Top 5 Supersets Chest Workout – Build Bigger, Stronger Pecs
Did you know that starting your week with a chest session, is extremely beneficial. This is because your muscles are rested over the weekend, and the stimulation will encourage growth and strength.
Also by starting your week with a chest superset, not only will you save time but you will boost your workout with high intensity.
Supersets have been around for a long time. They have multiple benefits for an athlete, but there’s one issue that typically comes with them, that is they aren’t performed correctly.
First, supersets can provide a metabolic benefit. When superset training you get a higher total energy expenditure. Another benefit to supersets is a benefit in power output, you can increase it by 4.7%.
Every superset is composed of two movements: a push and a fly movement. You’ll also notice that the majority of times, the push and pull are rotated in the superset. This is to keep the muscles confused and in shock.
When you start working out, you’re at the peak of your strength, but when you get tired you still need to keep your intensity and focus high. You won’t have any rest between the two exercises that make the superset, and you’ll have only a minute of rest between the supersets.
Firstly, you will need to warm up, you will also need to focus. When you’re doing chest day, remember that you will also need to include your triceps, shoulders, elbows and pecs. Warm them up too so you can start to build muscle, you will need to make sure all of your muscles are ready, especially those you want to activate during the workout.
Superset 1 – Incline Barbell Press and Incline Dumbbell Fly:
Start your workout with incline exercises paired in a superset. Performing these exercises when you are most energetic and fully rested is extremely beneficial.
Barbell presses go first because you’ll be able to handle more volume. When you complete the presses, take a pair of dumbbells and do the incline flyes.
As you do fewer and fewer repetitions, your weight should increase. Remember to adjust these numbers to keep yourself injury-free because when you train with more intensity like this, you might not always be strong enough to do them combined.
Do three rounds of this superset with 10, 8 and 6 repetitions of each of the two exercises.
Superset 2 – Flat Dumbbell Fly and Flat Dumbbell Press:
After the incline angles, we are now going to do some flat angle pairings. Take a pair of dumbbells and go to the bench. Do the flyes so you can stretch at the bottom and get your pectoral muscles ready for when you do the presses.
When you’ve completed 10 repetitions of the flyes, start doing presses without changing anything. Make sure you contract your chest muscles when you get to the top of the press, but don’t lock out your elbows.
Do two sets like this and for the third one, take them to complete muscle failure. If you do more than 10 reps that is really good, but if you push out more than 15, increase the weight.
When you reach muscle failure with your dumbbell flyes, do as many presses as you can.
Superset 3 – Standing Plate Press and Body Suspension Fly:
This superset is different from all the other supersets for two reasons. You’re going to count time under tension instead of reps, so the length of a set is made up of seconds instead of reps also, you’re going to do this set with non-traditional exercises.
The first of these exercises is the standing plate press, take two very light plates and hold them together. These should be 5’s or 10’s, never anything heavier unless you’re really developed and strong.

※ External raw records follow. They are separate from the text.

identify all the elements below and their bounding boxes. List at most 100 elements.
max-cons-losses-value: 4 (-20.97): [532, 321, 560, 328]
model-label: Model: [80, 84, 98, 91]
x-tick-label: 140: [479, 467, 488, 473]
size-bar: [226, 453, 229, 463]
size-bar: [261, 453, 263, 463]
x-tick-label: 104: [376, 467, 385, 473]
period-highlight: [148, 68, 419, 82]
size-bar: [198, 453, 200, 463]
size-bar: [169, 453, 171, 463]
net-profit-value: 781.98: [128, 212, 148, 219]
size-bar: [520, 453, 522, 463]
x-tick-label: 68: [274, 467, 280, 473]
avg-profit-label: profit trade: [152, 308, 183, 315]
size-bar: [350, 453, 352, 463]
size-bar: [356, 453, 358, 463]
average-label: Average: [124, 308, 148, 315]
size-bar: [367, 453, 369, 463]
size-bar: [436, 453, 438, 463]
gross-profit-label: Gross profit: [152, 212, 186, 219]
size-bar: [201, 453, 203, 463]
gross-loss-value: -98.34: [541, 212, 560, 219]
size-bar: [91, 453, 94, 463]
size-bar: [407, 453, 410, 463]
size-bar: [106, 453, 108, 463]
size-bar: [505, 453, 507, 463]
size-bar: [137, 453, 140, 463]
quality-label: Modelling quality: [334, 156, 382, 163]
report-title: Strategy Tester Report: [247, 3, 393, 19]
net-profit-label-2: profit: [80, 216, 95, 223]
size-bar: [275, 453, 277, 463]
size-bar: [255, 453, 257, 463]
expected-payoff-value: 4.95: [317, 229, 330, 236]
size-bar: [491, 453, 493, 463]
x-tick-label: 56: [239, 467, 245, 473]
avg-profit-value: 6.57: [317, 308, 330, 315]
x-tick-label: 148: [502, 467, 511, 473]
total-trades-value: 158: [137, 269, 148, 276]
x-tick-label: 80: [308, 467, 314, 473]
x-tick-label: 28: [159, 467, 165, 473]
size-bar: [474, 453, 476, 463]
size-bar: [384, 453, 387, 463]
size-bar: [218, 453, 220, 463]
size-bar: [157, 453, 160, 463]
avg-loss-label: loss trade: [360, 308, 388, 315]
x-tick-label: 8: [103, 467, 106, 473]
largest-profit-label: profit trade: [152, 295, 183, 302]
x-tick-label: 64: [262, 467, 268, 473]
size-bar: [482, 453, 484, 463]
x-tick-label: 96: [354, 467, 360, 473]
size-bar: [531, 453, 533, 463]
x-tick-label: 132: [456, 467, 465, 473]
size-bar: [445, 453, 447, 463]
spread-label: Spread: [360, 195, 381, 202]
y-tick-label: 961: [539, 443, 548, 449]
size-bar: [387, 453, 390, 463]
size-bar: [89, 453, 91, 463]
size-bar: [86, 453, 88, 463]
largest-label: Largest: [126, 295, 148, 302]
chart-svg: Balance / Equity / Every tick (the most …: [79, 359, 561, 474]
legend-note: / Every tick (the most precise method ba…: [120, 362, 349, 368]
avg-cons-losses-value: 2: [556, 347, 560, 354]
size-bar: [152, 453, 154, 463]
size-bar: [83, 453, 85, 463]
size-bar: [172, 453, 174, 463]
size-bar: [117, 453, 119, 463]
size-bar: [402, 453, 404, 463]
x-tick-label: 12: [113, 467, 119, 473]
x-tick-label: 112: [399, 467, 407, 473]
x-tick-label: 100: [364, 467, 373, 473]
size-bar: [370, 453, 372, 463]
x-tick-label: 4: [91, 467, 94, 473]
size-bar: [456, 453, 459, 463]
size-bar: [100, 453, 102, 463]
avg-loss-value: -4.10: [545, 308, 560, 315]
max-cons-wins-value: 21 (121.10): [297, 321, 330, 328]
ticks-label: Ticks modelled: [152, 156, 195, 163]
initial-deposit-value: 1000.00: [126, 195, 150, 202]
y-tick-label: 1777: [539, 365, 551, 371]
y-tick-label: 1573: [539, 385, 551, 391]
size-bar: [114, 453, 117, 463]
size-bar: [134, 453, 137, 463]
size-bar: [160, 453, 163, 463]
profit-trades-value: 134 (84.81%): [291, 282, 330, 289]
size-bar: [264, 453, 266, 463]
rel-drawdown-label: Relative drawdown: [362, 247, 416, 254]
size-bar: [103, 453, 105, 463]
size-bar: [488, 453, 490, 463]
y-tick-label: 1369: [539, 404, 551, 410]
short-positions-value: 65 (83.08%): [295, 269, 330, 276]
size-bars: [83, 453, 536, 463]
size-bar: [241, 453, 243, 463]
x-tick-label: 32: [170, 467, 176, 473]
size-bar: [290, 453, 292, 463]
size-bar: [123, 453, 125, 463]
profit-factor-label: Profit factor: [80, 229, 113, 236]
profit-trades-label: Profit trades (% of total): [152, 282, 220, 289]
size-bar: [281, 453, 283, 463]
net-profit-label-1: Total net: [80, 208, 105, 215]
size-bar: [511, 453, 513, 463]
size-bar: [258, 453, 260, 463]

Stand with these plates squeezed together between your hands and press your hands out straight in front of you.
Make sure to contract your chest muscles as you perform this part of the exercise, then bring the plates back towards your chest. Do this for 30 seconds, you don’t even need to count repetitions! When you’re finished, take some body suspension training bands and do bodyweight flyes with them.
Use a resistance band if you don’t have suspension bands, with some standing flyes for now. You don’t need to count reps with this exercise either, just do it for 30 seconds and your superset is over. Do three supersets of 30 seconds for each exercise.
Superset 4 – Pec Deck and Seated Chest Press:
At this point of your workout, weight and strength aren’t that important to you because the goal is now to keep ripping your muscle fibres. This means that you can now switch to machine exercises, which will help you isolate your muscles and develop them.
You can now use the pec deck since it’s a great exercise for this point in your workout. Concentrate on your chest instead of making sure you bring your hands together. When completed, approach a machine press, if possible one with a seat.
Doing horizontal presses will save your shoulders all the trouble of a vertical press, but make sure that your shoulder blades are squeezed together and your chest is stuck out as far as it will go. Do three supersets of 12 reps for each exercise here and you will see awesome results!
Superset 5 – Cable Crossover and Push-Ups:
This is the last superset. This superset has a really big advantage as well, you can do both exercises in a really small space, preferably at a cable crossover station, the transition from one exercise to the other is barely any effort at all.
Doing cable crossovers will benefit your lower pectoral muscles, and the cables will do this because you will keep the tension on your chest all the way through your set.
This is because the weight on the pin won’t be able to rest on whatever remainder of the stack you’re not lifting. When you’re done with the cable crossovers, get on the floor and do some push ups. Once you become unable to do a single push up in correct form, do some partials or put your knees down and keep going.
Keep pushing yourself as far as you can go and you will see the results soon enough, and they will be the most beneficial results, those that make you grow strength and size.